Lexington Battle Green
Storytelling: Key Dates: April 19, 1775
KZLA has developed landscape designs for this historically significant open space. This is the hallowed ground where the American Revolution began with Colonists pitted against the British redcoats. The design strives to improve access, and improve the aesthetics making material choices that are appropriate in this setting. The work will make improvements to the monuments, memorials, art, burying ground and Belfry.
The construction documentation process began in fall 2019.
Town of Lexington
2017 to Present
"The first blood was spilt in the dispute with Great Britain," as George Washington wrote in his diary. After the battle, Samuel Adams exclaimed to John Hancock, "What a glorious morning for America!"

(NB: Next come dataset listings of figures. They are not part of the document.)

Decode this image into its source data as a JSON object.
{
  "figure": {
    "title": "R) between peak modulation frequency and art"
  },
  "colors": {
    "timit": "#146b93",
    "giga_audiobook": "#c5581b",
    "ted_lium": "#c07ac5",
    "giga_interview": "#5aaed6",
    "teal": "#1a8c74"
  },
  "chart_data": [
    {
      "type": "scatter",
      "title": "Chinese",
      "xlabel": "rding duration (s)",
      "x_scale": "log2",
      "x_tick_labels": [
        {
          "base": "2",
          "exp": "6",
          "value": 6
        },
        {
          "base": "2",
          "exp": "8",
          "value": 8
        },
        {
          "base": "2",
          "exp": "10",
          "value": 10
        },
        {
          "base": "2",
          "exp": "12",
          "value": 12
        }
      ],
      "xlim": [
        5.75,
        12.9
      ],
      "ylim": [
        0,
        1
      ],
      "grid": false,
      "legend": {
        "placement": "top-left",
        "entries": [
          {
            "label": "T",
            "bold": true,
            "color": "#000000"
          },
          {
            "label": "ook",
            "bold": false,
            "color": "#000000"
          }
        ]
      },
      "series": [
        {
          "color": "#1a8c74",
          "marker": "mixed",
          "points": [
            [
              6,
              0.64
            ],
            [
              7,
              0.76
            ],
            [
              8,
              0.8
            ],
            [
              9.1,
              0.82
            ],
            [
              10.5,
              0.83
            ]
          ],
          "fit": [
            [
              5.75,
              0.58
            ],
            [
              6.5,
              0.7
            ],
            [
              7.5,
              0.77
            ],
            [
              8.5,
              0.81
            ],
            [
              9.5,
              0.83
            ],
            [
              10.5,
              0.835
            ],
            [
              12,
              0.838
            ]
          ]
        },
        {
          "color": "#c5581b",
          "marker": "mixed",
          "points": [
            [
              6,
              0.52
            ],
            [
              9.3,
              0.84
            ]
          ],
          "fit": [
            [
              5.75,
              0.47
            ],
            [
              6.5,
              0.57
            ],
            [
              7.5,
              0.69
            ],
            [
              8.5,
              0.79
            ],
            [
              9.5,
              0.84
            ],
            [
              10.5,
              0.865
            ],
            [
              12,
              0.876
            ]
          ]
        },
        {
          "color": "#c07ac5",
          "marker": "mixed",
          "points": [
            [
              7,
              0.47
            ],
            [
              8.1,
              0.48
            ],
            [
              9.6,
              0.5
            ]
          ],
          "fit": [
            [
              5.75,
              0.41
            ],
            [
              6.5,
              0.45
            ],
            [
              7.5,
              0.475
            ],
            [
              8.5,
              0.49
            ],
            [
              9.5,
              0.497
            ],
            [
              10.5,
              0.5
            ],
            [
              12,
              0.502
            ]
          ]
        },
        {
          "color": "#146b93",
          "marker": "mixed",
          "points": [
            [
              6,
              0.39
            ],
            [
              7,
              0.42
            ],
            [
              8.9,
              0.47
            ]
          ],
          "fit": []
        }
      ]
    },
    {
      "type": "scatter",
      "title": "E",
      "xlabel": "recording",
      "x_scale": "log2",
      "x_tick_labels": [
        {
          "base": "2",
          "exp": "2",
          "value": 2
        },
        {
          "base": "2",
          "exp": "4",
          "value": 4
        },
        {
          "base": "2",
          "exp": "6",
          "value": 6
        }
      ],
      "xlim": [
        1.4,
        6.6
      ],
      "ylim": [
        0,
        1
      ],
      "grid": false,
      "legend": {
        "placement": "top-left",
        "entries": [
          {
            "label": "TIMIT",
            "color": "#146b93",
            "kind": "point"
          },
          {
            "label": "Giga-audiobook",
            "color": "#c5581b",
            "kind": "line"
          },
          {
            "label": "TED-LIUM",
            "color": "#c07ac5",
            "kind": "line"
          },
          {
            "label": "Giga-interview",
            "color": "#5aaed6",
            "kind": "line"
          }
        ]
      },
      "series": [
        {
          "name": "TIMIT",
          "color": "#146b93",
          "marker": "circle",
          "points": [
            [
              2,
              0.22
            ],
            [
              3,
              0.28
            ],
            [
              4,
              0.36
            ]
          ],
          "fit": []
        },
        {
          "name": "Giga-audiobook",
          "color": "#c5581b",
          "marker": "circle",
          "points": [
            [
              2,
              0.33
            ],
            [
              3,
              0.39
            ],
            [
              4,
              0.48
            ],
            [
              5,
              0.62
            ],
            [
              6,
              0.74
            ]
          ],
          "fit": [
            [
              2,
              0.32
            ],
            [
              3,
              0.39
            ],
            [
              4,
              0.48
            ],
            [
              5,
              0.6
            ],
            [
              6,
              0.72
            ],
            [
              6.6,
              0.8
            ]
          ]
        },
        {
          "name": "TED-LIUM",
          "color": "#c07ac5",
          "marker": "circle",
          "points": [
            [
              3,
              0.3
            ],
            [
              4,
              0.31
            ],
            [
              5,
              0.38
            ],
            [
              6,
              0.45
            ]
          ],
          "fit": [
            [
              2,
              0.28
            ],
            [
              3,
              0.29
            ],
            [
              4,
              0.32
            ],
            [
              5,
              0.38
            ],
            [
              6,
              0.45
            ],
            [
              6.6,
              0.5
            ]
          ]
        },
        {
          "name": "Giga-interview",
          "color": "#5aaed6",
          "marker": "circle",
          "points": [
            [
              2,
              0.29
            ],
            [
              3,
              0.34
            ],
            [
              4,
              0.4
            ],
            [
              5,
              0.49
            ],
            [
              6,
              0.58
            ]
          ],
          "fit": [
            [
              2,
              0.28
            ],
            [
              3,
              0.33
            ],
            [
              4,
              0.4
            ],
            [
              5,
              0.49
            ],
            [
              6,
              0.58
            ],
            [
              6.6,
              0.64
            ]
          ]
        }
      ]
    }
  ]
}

It was here, on the Lexington Green, around 5 a.m. on the morning of April 19, 1775 that the first shots of the battle between the British regiments and the American colonial militia first took up arms against one another. The British troops had marched under cover of darkness en route to Concord to confiscate the guns that the militia had hidden away. Alerted by William Dawes and Paul Revere, American rebels were waiting for them.
To set the stage: It has been 5 years since the “Boston Massacre”. Tensions are high in the Town of Boston. The port has been closed; there are thousands of British soldiers living in the Town, some comfortably in the homes of Loyalists to the Crown, others camping in open spaces like the Boston Common. Boston is effectively an island, surrounded by water, and Boston Neck – the narrow strip of earth connecting the Town to the mainland – has been fortified by British General Gage to make it as difficult as possible for anyone to get in or out. Because of these restrictions, food is getting harder to come by with so many troops and Loyalists in the City. (Many loyal to the crown have left their country homes in Cambridge and Watertown to be under the protection of the British military.) Both sides are covertly trying to locate any artillery or munitions available and secret them to discrete locations.
On April 18th, General Gage has been given the order by Parliament to march his troops into Concord to retake reported stockpiles. Advance British patrols are spotted making the trek towards Concord. As the British regulars are assembling on Boston Common around 10 p.m. the signal has gone out from the steeple of the Old North Church. William Dawes heads south along Boston Neck. Paul Revere is rowed across the Charles River to Charlestown. They both are headed west to sound the alarm and rally the militia.
Captain John Parker, a native of Lexington and elected captain of the local militia, gave a sworn statement about the events of the day just days later: "I [...] ordered our Militia to meet on the common in said Lexington, to consult what to do, and concluded not to be discovered, nor meddle or make with said Regular Troops (if they should approach) unless they should insult us; and upon their sudden approach, I immediately ordered our Militia to disperse and not to fire. Immediately said Troops made their appearance, and rushed furiously, fired upon and killed eight of our party, without receiving any provocation therefore from us."
Since 2017, KZLA has been involved with the Town of Lexington in developing plans to rehabilitate the Lexington Green. Plans include making monuments more accessible, restoring the historic ornamental fountain below the Lexington Minuteman statue.